Has anyone hit compiler issues with 1.1.1. I have a large project and I’m getting lots of stupid error messages that cannot possibly relate to the line referenced, also lots of “previous definition of ‘XXXXXXX’ was here” messages. These ones seen to be GCC issues. The pre-processed sources seem to look OK.
Has anyone got a large multi file project compiling with 1.1.1 ?
Maybe a path length issue with your M2M Studio install path and/or your project path?
GCC can behave quite randomly under Windows when handling paths lengths greater than 255 characters.
Did you compiled your project successfully with a previous M2M Studio version?
Thanks.
This issue exists since M2M Studio 1.0.0, and until today (if this thread is really concerned by this issue), we never got feedbacks about it.
So from our point of view this is obviously a limitation, but not many users seems to be concerned by it.
To be completely exhaustive, here are the configurations where you can have path length issues (only under Windows):
GCC and/or MinGW compiler root path exceeds 150 characters. This can be configured in Window > Preferences > M2M Studio > Tools paths. Since by default these compilers are unpacked in the “tools/{name}/{version}” sub-directory of M2M Studio, this means that you should have path length issues if your M2M Studio installation path exceeds 130 characters
You may have issues if you use include paths located in your workspace, if your workspace path is too long. It depends on your projects and relative include paths name lengths, but we can reasonably consider that 200 characters should be a maximum for the workspace path
Include paths are referenced also from the installed packages location. Considering the offset for a given package, the path to this installed package registry should not exceed 140 characters. By default, this path is the “dropins” sub-directory of M2M Studio; this gives almost the same limitation for M2M Studio installation path than for the compilers (see first point)
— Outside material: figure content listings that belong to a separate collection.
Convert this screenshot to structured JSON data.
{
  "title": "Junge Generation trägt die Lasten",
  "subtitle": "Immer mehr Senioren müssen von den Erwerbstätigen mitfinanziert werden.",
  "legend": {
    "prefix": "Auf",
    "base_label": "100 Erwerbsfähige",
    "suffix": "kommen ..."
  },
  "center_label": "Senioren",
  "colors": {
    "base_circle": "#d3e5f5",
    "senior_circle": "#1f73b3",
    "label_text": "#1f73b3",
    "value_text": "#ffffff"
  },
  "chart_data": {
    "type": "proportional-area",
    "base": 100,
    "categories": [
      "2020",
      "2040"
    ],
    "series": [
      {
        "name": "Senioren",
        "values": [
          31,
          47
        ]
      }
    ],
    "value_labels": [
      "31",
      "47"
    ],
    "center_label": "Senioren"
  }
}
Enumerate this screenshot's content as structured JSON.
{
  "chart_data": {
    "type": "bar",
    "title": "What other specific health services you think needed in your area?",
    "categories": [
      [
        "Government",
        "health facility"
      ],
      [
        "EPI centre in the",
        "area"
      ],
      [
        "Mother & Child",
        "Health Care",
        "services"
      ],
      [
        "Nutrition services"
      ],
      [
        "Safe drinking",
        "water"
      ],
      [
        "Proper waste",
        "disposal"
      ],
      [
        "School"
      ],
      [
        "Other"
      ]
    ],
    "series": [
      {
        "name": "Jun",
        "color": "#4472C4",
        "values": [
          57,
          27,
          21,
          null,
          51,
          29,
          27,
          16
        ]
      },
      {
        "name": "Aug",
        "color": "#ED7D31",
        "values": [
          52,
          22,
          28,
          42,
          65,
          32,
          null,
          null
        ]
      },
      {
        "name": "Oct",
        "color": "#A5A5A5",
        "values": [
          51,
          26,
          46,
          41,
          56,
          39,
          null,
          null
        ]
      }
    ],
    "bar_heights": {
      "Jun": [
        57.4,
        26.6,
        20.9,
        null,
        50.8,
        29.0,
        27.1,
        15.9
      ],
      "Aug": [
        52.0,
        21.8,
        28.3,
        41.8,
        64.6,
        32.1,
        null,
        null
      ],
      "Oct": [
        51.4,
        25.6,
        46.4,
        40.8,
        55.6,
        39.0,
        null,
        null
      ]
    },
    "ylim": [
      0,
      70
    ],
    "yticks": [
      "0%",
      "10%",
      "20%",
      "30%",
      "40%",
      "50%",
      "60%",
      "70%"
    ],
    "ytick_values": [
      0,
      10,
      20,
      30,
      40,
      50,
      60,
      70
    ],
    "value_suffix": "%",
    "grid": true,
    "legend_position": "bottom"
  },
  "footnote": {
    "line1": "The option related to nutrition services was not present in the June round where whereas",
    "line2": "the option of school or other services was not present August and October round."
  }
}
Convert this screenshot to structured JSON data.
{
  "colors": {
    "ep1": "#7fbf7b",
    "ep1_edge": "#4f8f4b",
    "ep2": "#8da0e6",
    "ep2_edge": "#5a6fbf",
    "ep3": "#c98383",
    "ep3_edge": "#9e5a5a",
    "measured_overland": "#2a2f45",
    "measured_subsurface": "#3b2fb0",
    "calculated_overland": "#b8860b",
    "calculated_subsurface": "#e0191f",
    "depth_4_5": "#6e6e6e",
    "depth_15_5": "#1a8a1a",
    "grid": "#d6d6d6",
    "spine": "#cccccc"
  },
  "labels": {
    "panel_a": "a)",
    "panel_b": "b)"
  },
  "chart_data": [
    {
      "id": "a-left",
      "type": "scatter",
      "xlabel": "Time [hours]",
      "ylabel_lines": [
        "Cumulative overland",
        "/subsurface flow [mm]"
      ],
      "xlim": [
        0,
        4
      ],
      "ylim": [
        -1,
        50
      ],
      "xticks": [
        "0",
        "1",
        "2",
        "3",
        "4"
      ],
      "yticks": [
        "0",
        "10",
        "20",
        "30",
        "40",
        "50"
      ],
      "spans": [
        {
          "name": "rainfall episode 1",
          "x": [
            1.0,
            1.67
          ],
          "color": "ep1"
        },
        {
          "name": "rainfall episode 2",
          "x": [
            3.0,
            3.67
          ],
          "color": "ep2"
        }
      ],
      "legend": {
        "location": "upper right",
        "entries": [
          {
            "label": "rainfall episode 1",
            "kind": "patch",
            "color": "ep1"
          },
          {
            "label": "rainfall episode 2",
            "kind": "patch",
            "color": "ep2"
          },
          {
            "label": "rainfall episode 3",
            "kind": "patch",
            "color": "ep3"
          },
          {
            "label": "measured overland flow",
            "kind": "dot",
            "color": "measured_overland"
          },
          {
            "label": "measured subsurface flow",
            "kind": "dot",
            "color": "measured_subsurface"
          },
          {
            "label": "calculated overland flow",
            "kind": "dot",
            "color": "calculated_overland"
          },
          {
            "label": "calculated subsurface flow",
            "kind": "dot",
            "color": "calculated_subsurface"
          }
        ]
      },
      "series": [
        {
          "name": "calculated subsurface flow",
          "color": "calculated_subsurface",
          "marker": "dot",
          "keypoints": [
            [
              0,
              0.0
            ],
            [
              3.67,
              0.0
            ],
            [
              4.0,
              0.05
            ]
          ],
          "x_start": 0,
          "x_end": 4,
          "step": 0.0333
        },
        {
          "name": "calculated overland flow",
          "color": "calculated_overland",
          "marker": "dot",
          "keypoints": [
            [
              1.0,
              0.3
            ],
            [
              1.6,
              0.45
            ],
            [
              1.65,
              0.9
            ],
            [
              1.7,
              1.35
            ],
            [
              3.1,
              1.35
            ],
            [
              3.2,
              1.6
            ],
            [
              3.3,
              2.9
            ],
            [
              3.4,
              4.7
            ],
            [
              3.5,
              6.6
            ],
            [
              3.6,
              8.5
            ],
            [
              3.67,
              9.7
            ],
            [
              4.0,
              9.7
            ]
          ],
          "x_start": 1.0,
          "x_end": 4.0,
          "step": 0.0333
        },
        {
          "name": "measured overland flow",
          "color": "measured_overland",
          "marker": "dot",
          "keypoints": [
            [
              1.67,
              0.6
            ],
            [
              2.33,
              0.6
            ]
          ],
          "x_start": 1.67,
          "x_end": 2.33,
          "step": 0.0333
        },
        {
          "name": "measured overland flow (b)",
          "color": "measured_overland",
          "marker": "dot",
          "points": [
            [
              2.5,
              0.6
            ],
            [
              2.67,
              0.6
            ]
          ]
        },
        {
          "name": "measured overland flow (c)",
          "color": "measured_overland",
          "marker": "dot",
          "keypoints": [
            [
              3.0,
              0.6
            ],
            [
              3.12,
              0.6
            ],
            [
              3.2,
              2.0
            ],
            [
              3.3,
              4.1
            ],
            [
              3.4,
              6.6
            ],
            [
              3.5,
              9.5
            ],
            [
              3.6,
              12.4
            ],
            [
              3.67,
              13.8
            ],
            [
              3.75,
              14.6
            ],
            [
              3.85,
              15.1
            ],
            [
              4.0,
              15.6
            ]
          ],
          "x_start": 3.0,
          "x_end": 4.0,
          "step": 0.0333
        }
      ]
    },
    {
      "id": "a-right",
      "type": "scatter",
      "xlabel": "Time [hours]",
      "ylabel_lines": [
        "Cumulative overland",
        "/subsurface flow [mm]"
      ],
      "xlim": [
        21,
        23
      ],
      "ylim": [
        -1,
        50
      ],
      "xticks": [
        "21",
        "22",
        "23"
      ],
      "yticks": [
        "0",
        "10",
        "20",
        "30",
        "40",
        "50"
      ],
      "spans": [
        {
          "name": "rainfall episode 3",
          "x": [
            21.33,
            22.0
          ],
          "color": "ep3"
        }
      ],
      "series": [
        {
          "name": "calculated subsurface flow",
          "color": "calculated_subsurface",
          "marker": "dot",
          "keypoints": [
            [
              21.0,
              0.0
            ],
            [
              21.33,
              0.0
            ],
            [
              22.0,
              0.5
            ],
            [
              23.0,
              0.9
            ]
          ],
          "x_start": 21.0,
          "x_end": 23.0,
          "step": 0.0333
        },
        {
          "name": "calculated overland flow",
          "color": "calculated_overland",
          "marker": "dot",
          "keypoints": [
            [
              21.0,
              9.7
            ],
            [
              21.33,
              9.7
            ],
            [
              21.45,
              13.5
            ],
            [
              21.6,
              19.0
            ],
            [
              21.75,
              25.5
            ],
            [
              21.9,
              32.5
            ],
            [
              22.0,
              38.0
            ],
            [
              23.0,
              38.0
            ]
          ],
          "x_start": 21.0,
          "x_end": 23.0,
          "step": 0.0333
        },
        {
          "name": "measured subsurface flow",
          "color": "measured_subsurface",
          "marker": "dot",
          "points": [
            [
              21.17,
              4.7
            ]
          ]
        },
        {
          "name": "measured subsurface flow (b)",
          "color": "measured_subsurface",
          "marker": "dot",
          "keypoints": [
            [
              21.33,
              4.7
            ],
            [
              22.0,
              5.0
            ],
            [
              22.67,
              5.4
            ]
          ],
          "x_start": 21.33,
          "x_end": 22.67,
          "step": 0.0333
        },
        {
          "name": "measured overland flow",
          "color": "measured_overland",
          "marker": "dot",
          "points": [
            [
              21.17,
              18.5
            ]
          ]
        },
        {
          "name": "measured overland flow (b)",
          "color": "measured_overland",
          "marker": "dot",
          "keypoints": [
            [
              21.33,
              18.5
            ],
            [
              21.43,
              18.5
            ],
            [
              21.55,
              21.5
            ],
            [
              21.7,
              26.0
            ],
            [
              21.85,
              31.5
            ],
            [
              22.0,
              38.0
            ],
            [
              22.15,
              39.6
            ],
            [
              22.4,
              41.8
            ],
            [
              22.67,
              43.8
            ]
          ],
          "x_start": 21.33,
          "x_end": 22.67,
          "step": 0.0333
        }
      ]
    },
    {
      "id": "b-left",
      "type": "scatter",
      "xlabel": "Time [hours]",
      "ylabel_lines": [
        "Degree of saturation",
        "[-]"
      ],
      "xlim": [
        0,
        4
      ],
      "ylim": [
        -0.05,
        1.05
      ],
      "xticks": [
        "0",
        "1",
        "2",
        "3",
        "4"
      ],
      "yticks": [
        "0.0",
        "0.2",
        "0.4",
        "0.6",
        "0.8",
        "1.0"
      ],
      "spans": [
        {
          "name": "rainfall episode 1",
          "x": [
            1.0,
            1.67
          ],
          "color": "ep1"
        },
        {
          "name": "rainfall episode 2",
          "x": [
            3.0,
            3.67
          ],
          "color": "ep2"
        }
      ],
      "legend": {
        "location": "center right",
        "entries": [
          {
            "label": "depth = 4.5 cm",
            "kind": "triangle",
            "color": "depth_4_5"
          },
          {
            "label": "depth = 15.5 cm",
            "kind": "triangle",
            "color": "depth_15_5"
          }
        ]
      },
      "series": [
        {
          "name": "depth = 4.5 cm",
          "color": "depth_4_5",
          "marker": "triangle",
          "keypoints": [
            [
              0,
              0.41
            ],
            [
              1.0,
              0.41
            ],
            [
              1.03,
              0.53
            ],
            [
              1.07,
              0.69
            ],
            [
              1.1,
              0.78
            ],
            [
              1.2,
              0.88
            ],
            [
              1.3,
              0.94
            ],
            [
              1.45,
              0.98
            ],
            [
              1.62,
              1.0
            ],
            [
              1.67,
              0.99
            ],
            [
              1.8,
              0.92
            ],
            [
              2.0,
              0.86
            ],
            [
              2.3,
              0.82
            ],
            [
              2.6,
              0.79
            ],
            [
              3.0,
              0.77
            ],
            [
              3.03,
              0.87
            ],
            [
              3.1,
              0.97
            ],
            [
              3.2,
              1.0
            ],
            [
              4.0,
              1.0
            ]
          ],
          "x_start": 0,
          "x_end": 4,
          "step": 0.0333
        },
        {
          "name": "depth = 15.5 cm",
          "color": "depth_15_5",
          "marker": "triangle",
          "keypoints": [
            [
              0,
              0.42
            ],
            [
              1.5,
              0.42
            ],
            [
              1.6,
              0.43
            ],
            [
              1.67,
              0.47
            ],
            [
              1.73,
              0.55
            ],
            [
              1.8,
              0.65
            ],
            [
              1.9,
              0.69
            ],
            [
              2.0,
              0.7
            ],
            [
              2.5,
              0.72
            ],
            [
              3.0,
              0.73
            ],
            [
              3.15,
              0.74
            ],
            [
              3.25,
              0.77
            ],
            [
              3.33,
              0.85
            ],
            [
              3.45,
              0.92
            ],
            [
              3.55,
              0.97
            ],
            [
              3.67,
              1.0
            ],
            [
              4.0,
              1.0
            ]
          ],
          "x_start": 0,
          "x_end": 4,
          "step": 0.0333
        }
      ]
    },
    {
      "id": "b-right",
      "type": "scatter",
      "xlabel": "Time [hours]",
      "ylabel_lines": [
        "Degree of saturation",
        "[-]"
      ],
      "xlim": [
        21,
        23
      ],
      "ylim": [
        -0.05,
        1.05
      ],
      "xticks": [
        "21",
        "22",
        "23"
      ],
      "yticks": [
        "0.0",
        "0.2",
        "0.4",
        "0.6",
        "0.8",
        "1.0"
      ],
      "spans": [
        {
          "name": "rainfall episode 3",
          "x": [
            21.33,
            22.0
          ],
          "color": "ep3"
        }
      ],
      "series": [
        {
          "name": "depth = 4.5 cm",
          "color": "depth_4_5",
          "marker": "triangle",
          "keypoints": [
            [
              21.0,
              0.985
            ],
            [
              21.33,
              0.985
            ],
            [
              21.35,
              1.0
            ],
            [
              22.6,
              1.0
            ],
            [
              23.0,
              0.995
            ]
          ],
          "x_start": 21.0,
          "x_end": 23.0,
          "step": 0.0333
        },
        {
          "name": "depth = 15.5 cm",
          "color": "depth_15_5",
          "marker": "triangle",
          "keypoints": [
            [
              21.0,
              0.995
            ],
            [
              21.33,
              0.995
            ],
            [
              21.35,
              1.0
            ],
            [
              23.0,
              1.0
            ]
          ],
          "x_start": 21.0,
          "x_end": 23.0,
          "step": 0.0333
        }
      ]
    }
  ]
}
Please not that all proposed default paths for installation and workspaces are far below these limitations. You should only take care of the path length if you configure your own path.
It’s not a path length problem – the paths added are very short, and way below the limits suggested. I’ve also setup a completely virgin machine and installed a fresh 1.1.1 on it, and get the same problem.
It seems to be a GCC bug, and it is mentioned (July 2008) – sort of – in the the GCC Bugzilla, but 4.0.1 (or 4) is so out of date it’s hard to tell. Is there any reason why the GCC version has to be so old ?
Only kept for compatibility with legacy packages built with this version since 2 or 3 years. By the way, support of an additional new GCC is planned for next release.
To get back to your issue: do you have other GCC installs on your system which may disturb the M2M Studio’s one?
Do you have some GCC specific environment variables set (C_INCLUDE_PATH and others…)?
I have never used GCC before on the two machines I’ve been testing on. Checked all install paths, env vars etc.
The error I get makes no sense, and looking at a preprocessed file doesn’t help – it all looks OK.
What I see is in two areas;
I see function calls where the error is flagged on the next line as “previous definition of ‘XXXXXXX’ was here” where XXXXXX is the function name.
The prototype in the header file is flagged with the same error message.
Example;
void setPort(wip_in_addr_t hash)
{ <<= error on this line
if (s_port == PORT_MIN)
… more code …
}
EXTERN void setPort(wip_in_addr_t hash); <<= this line also flagged with the same error.
The header file has the usual mechanisms to stop repeated loading of it, however this problem occurs at the compiler level, not linker.
After about a dozen of these error messages the compiler loses it’s brain completely and every line after that point is an error – then it gives up
The source code is very sensitive, so sending it to you doesn’t work. I was getting some issues with 2.30, so decided to update, and I need to generate code for Q26 Extreme (not yet – this is for 2686 right now)
I’ve started with an empty project and am moving the source over small block at a time to see if I can spot what triggers this.
It might help if I knew EXACTLY what “previous definition of ‘functionXXXXXXX’ was here” means, where the message is reported both on a function prototype and the function code itself, and the function is not mentioned anywhere else. GCC (poor at best) error message documentation seems very light on this one…
I usually get that message where the implementation doesn’t match the prototype.
Or where a function is referenced without being declared, so the compiler assumes it returns int (per standard) - and then the compiler finds a real definition which returns something other than int.
In the actual compiler output, these would appear in order - making it clear(er) what’s happening:
First, the “assumed int” message;
later, a “doesn’t match previous definition” message;
immediately after that, the “previous definition was here” message
But M2MStudio re-orders the messages in the ‘Problems’ view - so that related messages appear neither in order nor together!!
IMO, this is a really counter-productive feature!
If this is actually what’s happening for you, then you might find it more helpful to look at the actual compiler output in the ‘Console’ view…
I was aware of this – after a while it becomes “obvious”, but even with --verbose on I’m not seeing sensible error messages. I’ll check more carefully…
A mismatched “)” a 1000 lines after the mass of error messages started. As the total build generated 8000 lines of output before the compiler gave up, it was a little hard to find. Guess I’m not used to compilers that generate errors before the line with the actual error on it.